Mini-BEHAVIOR-Gran: Revealing U-Shaped Effects of Instruction Granularity on Language-Guided Embodied Agents

arXiv cs.AI / 4/21/2026

📰 NewsDeveloper Stack & InfrastructureIdeas & Deep AnalysisModels & Research

Key Points

  • The paper introduces Mini-BEHAVIOR-Gran, a new embodied AI benchmark designed to study how instruction granularity affects language-guided agent behavior under controlled conditions.
  • Unlike prior benchmarks that use a single static instruction per task, this benchmark provides multiple instruction variants per task, from high-level goals to step-by-step guidance.
  • The authors evaluate four metrics for quantifying cross-task granularity (token count, entity count, action-verb count, and planning-width) and find planning-width correlates most consistently with agent performance.
  • When training and evaluation are organized using planning-width, the relationship between instruction granularity and performance is non-monotonic, showing a U-shaped pattern with peaks at both very fine and very coarse extremes.
  • The coarse-granularity performance rebound is attributed to shallow grounding, where agents tend to learn vision-dominant policies rather than deeper instruction grounding.

Abstract

Instruction granularity is an important yet poorly controlled variable in language-guided embodied AI. Existing benchmarks typically pair each task with a single static instruction, making it difficult to study how agent behavior changes when the same task is described at different levels of detail.

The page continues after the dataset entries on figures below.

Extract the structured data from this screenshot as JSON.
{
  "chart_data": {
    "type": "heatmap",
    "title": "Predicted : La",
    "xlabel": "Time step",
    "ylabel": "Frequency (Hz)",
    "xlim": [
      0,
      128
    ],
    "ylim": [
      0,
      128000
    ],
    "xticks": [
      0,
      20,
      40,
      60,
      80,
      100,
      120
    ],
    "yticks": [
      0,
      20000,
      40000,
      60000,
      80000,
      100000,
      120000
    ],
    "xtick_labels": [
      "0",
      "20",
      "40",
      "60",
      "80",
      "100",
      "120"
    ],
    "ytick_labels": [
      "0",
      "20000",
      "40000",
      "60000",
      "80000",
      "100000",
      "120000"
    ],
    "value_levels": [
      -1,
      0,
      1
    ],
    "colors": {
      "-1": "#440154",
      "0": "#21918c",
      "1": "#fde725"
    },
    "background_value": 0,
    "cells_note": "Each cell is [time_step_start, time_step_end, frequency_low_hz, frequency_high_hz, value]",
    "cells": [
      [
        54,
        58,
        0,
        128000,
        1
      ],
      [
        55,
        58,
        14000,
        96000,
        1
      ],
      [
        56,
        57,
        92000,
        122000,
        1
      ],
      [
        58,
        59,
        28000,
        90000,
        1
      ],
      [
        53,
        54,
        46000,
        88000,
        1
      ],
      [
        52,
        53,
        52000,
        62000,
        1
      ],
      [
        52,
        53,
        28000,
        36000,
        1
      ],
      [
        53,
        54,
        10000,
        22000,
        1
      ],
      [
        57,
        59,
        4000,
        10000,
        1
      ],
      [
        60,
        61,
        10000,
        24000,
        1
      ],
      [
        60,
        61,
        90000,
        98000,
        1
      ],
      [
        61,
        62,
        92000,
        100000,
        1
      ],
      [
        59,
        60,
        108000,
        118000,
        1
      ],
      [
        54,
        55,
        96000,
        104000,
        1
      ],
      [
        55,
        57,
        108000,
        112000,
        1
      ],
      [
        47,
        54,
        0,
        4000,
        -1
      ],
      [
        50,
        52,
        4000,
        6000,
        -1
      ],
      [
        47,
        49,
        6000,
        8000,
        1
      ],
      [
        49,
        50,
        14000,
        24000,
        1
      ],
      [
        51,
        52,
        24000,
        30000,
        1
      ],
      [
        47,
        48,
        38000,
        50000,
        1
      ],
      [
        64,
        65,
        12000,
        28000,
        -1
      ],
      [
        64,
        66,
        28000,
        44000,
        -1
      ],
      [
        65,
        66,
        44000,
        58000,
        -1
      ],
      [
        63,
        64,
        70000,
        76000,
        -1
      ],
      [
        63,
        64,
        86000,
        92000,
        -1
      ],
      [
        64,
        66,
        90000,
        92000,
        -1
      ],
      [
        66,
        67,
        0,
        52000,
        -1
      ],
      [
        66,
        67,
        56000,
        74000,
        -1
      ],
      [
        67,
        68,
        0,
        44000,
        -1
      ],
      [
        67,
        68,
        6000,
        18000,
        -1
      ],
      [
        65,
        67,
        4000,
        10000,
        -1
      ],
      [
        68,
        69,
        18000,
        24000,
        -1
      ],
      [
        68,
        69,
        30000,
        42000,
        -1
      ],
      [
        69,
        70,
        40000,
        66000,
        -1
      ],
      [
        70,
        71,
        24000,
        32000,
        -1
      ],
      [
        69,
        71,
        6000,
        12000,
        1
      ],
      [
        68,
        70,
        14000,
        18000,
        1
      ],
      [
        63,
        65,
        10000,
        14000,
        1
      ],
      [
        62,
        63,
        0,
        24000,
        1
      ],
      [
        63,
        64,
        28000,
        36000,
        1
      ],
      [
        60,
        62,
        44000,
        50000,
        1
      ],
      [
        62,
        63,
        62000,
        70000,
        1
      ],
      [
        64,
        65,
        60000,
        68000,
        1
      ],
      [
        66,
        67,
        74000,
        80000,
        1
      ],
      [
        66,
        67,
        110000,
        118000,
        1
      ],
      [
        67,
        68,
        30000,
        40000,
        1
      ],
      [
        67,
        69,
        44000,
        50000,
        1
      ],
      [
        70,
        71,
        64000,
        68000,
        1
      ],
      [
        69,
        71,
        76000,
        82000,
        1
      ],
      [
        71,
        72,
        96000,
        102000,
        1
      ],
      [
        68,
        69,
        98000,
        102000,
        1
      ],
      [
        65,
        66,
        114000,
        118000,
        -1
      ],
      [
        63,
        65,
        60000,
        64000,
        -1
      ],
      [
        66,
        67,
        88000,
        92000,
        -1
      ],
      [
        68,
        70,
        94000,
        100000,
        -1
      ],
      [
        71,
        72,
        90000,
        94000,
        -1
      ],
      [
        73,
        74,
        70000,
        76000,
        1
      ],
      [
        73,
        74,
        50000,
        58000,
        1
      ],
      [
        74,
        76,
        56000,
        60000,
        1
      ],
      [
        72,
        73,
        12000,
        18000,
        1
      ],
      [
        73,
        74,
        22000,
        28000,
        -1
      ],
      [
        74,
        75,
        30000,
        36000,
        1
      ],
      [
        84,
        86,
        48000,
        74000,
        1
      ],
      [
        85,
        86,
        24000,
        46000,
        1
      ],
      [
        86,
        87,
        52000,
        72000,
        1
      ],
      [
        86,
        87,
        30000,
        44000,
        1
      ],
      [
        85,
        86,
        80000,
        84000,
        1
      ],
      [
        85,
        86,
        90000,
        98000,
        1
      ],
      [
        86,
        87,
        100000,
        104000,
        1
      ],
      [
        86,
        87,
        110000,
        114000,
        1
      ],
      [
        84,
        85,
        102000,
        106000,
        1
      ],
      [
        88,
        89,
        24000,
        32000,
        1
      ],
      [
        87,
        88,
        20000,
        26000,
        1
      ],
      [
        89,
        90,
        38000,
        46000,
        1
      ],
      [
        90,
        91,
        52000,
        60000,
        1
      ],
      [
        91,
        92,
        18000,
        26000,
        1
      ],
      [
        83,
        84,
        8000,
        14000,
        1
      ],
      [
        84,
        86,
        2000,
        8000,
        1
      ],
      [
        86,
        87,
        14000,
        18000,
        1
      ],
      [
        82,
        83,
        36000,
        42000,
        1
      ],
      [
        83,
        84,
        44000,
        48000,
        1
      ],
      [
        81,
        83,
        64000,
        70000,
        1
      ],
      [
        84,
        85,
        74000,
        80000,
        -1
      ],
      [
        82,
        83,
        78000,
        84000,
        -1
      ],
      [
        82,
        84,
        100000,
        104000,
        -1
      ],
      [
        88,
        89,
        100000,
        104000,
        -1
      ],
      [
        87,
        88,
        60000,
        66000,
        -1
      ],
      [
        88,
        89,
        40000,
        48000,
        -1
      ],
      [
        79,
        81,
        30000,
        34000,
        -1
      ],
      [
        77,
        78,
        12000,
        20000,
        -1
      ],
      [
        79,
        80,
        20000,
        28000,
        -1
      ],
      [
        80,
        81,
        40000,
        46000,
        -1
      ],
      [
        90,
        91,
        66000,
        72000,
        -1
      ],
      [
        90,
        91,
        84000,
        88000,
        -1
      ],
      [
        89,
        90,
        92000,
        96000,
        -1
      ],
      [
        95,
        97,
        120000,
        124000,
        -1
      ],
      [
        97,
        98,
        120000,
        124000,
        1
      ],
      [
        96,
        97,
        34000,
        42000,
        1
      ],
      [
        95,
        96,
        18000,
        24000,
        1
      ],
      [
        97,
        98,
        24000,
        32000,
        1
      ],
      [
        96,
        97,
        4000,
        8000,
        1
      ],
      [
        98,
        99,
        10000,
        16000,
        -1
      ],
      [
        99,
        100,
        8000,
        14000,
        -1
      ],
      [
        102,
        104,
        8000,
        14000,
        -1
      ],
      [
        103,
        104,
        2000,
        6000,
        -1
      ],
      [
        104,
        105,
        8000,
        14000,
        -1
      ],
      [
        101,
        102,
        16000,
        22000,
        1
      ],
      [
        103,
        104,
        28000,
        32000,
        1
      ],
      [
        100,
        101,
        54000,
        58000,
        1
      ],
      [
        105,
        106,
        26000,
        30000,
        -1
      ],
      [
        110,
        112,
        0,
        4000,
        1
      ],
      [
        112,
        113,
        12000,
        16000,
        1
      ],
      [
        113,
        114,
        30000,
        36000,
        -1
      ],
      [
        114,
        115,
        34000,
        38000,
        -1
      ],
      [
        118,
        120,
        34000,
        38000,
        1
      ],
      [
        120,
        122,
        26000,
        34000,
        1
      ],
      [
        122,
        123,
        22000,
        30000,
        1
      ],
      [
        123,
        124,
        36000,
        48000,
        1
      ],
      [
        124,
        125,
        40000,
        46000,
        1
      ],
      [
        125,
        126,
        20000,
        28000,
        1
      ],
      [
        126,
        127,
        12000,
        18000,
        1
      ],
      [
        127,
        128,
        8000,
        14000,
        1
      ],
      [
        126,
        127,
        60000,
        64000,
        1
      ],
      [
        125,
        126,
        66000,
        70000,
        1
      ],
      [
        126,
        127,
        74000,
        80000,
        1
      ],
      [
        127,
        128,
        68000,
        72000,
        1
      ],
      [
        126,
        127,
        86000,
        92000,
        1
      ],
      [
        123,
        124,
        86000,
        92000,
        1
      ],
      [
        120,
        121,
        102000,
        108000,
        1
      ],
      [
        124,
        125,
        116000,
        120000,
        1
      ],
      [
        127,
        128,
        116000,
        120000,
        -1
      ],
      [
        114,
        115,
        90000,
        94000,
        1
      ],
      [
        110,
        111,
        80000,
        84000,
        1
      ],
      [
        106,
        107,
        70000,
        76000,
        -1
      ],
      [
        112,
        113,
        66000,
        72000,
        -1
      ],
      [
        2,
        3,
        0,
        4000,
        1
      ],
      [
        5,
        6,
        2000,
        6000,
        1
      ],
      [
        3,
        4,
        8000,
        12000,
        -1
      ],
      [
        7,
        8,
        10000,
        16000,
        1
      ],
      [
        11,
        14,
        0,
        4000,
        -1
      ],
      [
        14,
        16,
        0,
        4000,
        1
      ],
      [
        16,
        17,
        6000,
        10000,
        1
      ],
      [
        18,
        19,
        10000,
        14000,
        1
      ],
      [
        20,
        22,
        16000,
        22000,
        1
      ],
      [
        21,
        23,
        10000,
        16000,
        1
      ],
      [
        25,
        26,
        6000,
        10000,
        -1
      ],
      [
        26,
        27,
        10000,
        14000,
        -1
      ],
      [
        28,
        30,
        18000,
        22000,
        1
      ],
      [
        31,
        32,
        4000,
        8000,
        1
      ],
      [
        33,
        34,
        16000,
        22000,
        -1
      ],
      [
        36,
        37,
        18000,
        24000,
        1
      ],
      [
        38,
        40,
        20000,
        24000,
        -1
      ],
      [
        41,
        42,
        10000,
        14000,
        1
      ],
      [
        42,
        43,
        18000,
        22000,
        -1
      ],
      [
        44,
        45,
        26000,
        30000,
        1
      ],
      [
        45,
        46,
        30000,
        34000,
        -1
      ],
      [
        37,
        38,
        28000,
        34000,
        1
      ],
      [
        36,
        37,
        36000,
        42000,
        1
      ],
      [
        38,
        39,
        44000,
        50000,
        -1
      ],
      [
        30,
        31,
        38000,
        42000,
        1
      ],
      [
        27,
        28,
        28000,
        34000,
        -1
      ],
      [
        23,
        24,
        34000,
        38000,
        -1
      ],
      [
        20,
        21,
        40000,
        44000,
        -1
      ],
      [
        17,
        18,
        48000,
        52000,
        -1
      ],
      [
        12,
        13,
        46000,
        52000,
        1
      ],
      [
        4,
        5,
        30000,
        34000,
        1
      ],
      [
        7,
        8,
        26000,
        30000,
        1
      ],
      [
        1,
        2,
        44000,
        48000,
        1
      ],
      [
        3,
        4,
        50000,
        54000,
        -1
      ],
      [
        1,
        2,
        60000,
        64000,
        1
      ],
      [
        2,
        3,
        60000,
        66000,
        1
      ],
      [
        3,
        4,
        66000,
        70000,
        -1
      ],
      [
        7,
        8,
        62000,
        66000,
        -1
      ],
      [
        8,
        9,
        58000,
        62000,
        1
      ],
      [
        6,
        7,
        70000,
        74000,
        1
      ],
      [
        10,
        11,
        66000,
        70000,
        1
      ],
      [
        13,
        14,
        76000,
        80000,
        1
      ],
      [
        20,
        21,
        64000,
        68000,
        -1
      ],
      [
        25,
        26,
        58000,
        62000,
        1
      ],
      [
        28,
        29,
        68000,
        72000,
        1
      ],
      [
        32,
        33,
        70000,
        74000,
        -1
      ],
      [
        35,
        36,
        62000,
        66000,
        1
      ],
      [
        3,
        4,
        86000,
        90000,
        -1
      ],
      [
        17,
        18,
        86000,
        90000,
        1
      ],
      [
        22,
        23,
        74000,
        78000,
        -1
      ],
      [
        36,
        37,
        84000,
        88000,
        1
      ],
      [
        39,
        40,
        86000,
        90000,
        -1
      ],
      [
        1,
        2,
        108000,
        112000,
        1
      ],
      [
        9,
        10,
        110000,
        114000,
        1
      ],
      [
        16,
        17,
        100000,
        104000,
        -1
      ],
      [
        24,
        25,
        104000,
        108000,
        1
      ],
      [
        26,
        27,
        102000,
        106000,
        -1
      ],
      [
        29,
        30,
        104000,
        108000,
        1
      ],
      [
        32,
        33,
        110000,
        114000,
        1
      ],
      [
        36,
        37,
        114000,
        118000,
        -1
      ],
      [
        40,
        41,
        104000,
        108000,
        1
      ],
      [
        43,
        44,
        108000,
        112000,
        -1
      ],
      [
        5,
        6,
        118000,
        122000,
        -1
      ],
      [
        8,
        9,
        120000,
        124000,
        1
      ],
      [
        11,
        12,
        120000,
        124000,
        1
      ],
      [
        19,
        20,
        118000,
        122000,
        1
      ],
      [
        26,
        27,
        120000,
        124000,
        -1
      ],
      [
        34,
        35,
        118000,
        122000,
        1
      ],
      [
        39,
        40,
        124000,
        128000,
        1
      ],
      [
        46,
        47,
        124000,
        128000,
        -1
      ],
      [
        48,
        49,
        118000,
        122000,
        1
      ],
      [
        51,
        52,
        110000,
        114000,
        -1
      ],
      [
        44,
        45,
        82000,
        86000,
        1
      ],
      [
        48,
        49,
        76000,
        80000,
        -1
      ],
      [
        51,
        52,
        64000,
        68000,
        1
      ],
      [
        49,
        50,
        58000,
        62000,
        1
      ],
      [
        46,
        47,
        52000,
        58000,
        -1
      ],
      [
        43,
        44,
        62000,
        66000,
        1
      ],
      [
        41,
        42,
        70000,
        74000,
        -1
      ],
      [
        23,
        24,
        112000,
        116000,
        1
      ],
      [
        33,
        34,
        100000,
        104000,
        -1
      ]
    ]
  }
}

We introduce Mini-BEHAVIOR-Gran, a new benchmark for controlled studies of instruction granularity that extends Mini-BEHAVIOR with multiple instruction variants per task, ranging from high-level goal descriptions to step-by-step guidance. Using this benchmark, we compare four candidate metrics for cross-task granularity quantification: token count, entity count, action-verb count, and planning-width, and find that width correlates most consistently with agent performance. Using width to organize training and evaluation further reveals a non-monotonic U-shaped relationship between instruction granularity and performance, with peaks at both fine and coarse extremes. Further analysis suggests that the coarse-granularity performance rebound is associated with shallow grounding, where agents learn vision-dominant policies.